Corona in Brandenburg: Bedroht das Virus den Bau der Tesla-Fabrik?
Abgesagte Veranstaltungen, Betretungsverbote, überlastete Notrufe: Was man zur Corona-Ausbreitung in Brandenburg wissen muss.
Potsdam - Auch in Brandenburg breitet sich das Coronavirus weiter aus. Fast alle Landkreise und kreisfreien Städte haben inzwischen Infektionsfälle gemeldet. Die wichtigsten Fragen und Antworten zur aktuellen Corona-Lage in der Region im Überblick.
Was unternimmt das Land, um die Ausbreitung des Virus zu verlangsamen?

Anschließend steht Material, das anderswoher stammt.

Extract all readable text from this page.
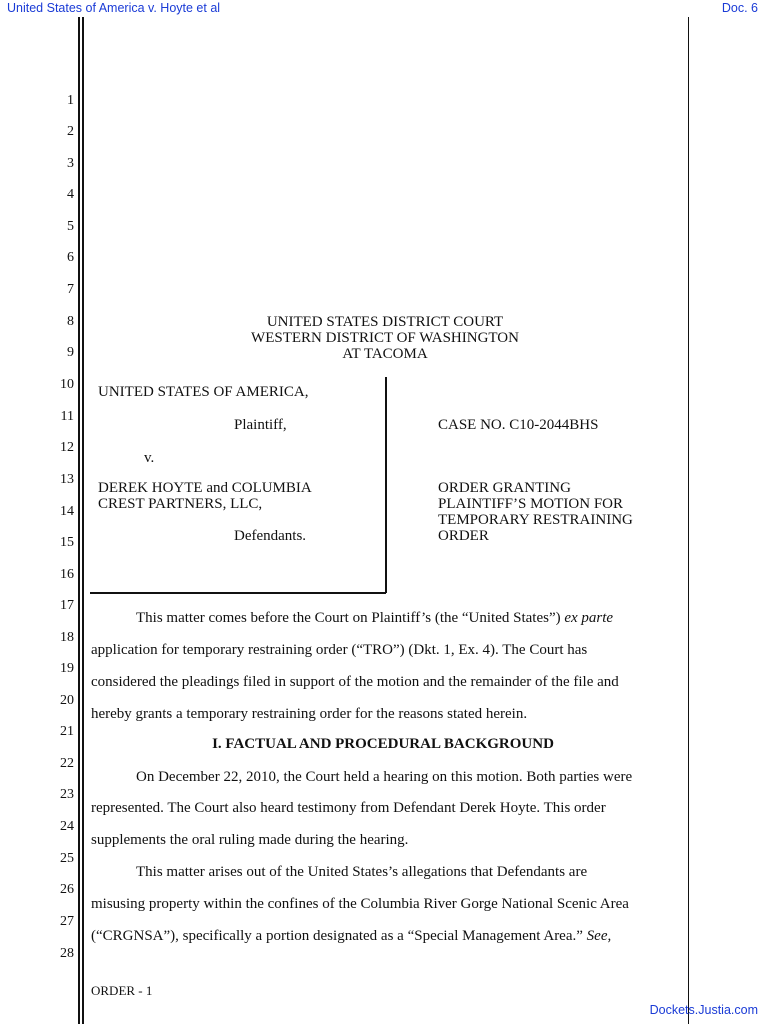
United States of America v. Hoyte et al	Doc. 6
1
2
3
4
5
6
7
8
9
10
11
12
13
14
15
16
17
18
19
20
21
22
23
24
25
26
27
28
UNITED STATES DISTRICT COURT
WESTERN DISTRICT OF WASHINGTON
AT TACOMA
UNITED STATES OF AMERICA,
Plaintiff,
v.
DEREK HOYTE and COLUMBIA
CREST PARTNERS, LLC,
Defendants.
CASE NO. C10-2044BHS
ORDER GRANTING
PLAINTIFF’S MOTION FOR
TEMPORARY RESTRAINING
ORDER
This matter comes before the Court on Plaintiff’s (the “United States”) ex parte
application for temporary restraining order (“TRO”) (Dkt. 1, Ex. 4). The Court has
considered the pleadings filed in support of the motion and the remainder of the file and
hereby grants a temporary restraining order for the reasons stated herein.
I. FACTUAL AND PROCEDURAL BACKGROUND
On December 22, 2010, the Court held a hearing on this motion. Both parties were
represented. The Court also heard testimony from Defendant Derek Hoyte. This order
supplements the oral ruling made during the hearing.
This matter arises out of the United States’s allegations that Defendants are
misusing property within the confines of the Columbia River Gorge National Scenic Area
(“CRGNSA”), specifically a portion designated as a “Special Management Area.” See,
ORDER - 1
Dockets.Justia.com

Am Freitag kommt das Kabinett in Potsdam zu einer Sondersitzung zusammen, um über die Corona-Lage zu beraten. Gesundheitsministerin Ursula Nonnemacher (Grüne) hat am Donnerstag wie angekündigt eine Allgemeinverfügung an die Landkreise und kreisfreien Städte erlassen, wonach Großveranstaltungen ab einer Teilnehmerzahl von 1000 Menschen bis auf weiteres untersagt werden müssen. Veranstaltungen mit mindestens 100 Teilnehmenden müssen den Kreisbehörden schriftlich angezeigt werden.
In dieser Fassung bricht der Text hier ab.